In her presentation, Stone said CCPS had an unusually high amount of “powerful practices.” CCPS had five “powerful practices,” according to the report. Stone commended the “governing authority” of CCPS as well as the leaders throughout the district.
According to Stone’s presentation, CCPS had established “multiple means to engage stakeholders” in supporting the achievement of the district’s purpose and direction.
Stone said AdvancED also complimented the district’s commitment to data including summative and formative assessments used to evaluate and communicate student progress.
Considine said the pressure is on to keep up the “powerful practices.”

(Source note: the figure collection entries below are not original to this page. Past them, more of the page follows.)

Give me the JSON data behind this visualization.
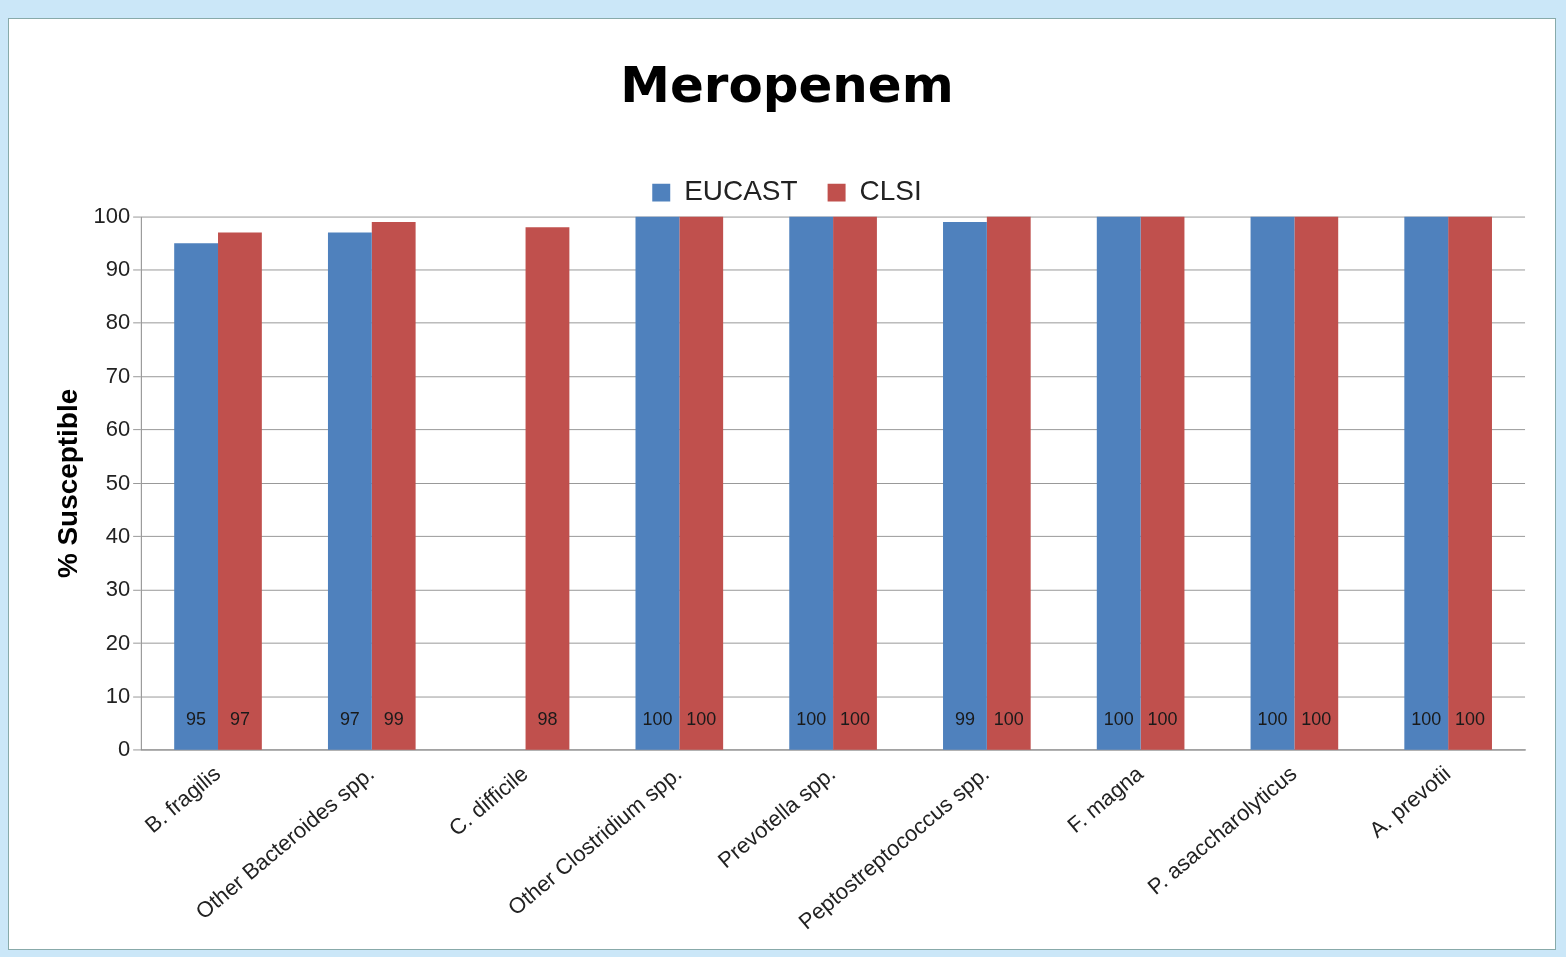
{
  "chart_data": {
    "type": "bar",
    "title": "Meropenem",
    "ylabel": "% Susceptible",
    "categories": [
      "B. fragilis",
      "Other Bacteroides spp.",
      "C. difficile",
      "Other Clostridium spp.",
      "Prevotella spp.",
      "Peptostreptococcus spp.",
      "F. magna",
      "P. asaccharolyticus",
      "A. prevotii"
    ],
    "series": [
      {
        "name": "EUCAST",
        "color": "#4f81bd",
        "values": [
          95,
          97,
          null,
          100,
          100,
          99,
          100,
          100,
          100
        ]
      },
      {
        "name": "CLSI",
        "color": "#c0504d",
        "values": [
          97,
          99,
          98,
          100,
          100,
          100,
          100,
          100,
          100
        ]
      }
    ],
    "ylim": [
      0,
      100
    ],
    "yticks": [
      0,
      10,
      20,
      30,
      40,
      50,
      60,
      70,
      80,
      90,
      100
    ],
    "grid": "y",
    "legend": "top",
    "data_labels": true
  }
}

“We were very pleased to get those powerful practices, and now, the thing is sustainability,” Considine said. “So we know that we’re doing these things well. We have to continue to do them.”

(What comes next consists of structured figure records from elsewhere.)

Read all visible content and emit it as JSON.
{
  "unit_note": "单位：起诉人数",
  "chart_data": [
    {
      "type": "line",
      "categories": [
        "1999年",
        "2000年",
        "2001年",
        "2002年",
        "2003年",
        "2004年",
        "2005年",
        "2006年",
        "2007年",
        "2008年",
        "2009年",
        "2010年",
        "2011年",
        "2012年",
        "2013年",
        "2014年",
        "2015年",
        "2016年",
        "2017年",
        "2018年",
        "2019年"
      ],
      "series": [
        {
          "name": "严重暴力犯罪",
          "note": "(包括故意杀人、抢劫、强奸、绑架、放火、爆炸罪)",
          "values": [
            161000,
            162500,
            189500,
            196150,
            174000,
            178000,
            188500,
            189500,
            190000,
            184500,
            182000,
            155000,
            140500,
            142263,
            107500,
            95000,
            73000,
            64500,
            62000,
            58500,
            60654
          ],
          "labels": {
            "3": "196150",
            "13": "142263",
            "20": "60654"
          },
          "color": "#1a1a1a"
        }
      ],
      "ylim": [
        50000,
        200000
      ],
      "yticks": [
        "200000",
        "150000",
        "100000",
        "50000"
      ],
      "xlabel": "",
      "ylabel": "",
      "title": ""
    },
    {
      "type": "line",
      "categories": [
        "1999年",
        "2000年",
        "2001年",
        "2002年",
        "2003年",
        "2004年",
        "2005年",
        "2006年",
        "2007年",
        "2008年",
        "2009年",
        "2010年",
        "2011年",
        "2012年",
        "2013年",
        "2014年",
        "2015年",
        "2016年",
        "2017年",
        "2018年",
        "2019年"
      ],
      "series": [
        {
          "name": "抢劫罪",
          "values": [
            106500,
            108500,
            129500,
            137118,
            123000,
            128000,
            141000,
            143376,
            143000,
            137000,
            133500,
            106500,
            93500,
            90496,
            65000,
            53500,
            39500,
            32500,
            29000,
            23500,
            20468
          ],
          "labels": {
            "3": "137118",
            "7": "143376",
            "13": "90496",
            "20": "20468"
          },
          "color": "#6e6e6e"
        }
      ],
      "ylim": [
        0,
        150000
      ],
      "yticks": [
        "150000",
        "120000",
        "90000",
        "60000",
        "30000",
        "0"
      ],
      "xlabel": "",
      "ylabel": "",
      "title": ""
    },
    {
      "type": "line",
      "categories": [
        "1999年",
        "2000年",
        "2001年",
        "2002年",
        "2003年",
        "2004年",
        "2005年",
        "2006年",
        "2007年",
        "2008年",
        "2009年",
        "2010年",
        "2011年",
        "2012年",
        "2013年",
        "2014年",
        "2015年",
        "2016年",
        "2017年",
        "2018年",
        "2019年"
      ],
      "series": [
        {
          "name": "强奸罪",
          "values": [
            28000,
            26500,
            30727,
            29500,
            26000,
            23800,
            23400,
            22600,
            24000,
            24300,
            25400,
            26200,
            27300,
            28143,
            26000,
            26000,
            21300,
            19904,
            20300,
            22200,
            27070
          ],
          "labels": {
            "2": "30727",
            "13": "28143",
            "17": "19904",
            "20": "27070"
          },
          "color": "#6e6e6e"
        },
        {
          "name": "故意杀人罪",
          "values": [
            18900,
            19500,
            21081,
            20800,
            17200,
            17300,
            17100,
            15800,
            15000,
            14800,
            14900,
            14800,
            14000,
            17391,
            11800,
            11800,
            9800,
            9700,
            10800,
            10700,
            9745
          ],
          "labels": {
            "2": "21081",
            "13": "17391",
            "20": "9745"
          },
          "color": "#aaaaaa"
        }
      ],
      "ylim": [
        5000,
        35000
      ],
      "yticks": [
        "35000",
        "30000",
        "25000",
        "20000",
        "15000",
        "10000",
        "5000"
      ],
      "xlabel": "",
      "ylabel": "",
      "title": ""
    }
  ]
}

However, AdvancED noted two improvement priorities including creating a program of advocacy to ensure each child has personal, academic and career planning support as well as developing a data-based process through which instruction is monitored and adjusted to meet individual learners’ needs.
“We saw that that was an area before in the five years is that advocacy piece,” Considine said. “It’s tough to do with 5,000 students. If you’re a smaller district, it might be easier to tackle. But that’s not an excuse. We have to find a way that every child we know that someone is watching out for them academically…so that we’re providing them all of the avenues that they have for them to be successful.”
Christy said he’d like to take it a step further and make sure there’s an adult in every building that each student can feel safe going to beyond curriculum-related topics. Christy said consistency in staff is a big part of the district’s success.
The team noted many people mentioned in their interviews the district was identifying more students with unique learning needs, social and emotional needs were increasing, students were entering the system with special needs and there was an increase of internal mobility where students need a support system in their new location.
Stone said the engagement review report mentioned the strength of Christy’s leadership as well as the benefits of significant decisions made in the past decade which reduced student-teacher ratio and helped the district grow its contingency fund from 2 percent to 24 percent.
According to the report, “there existed a strong bond that had been the catalyst for the successful changes” that CCPS underwent in the past five years.
“Strong leadership, dedicated teaching staff, fiscal accountability, community support, a collaborative culture and love for children were all alive and well in Clark County Public Schools,” the report states.
With the results, CCPS plans to review and share the findings with its stakeholders which it began in May with the presentation to the board.
“The future is bright and optimistic, filled with hope for the fortunate students of Clark County Public Schools,” according to the report’s conclusion narrative.
Next, CCPS will continue its “improvement journey” by developing plans to address the improvement priorities and to continue strengthening other areas in which CCPS already does well.
“In the next year we will begin to work on the priorities, finding ways to have an advocate,” Considine said.
Considine said the district has already begun rigorous new training for its teachers, too. CCPS has scheduled more than 170 teacher training sessions this summer. CCPS also received a new reading grant it will utilize over the next two years to strengthen its reading curricula.
Christy said he’d like to continue expanding the district’s existing community partnerships as well as letting the public know about the quality of the education offered in Clark County. He said he hopes the accreditation team’s report will bring in more families to Clark County.
Overall, Christy and Considine agreed the accreditation report was an affirmation of the work the district has been doing. However, there’s not much time to celebrate, they said.
“Your work never ends, so we just keep on doing what we’re doing then build on what we need to improve,” Considine said.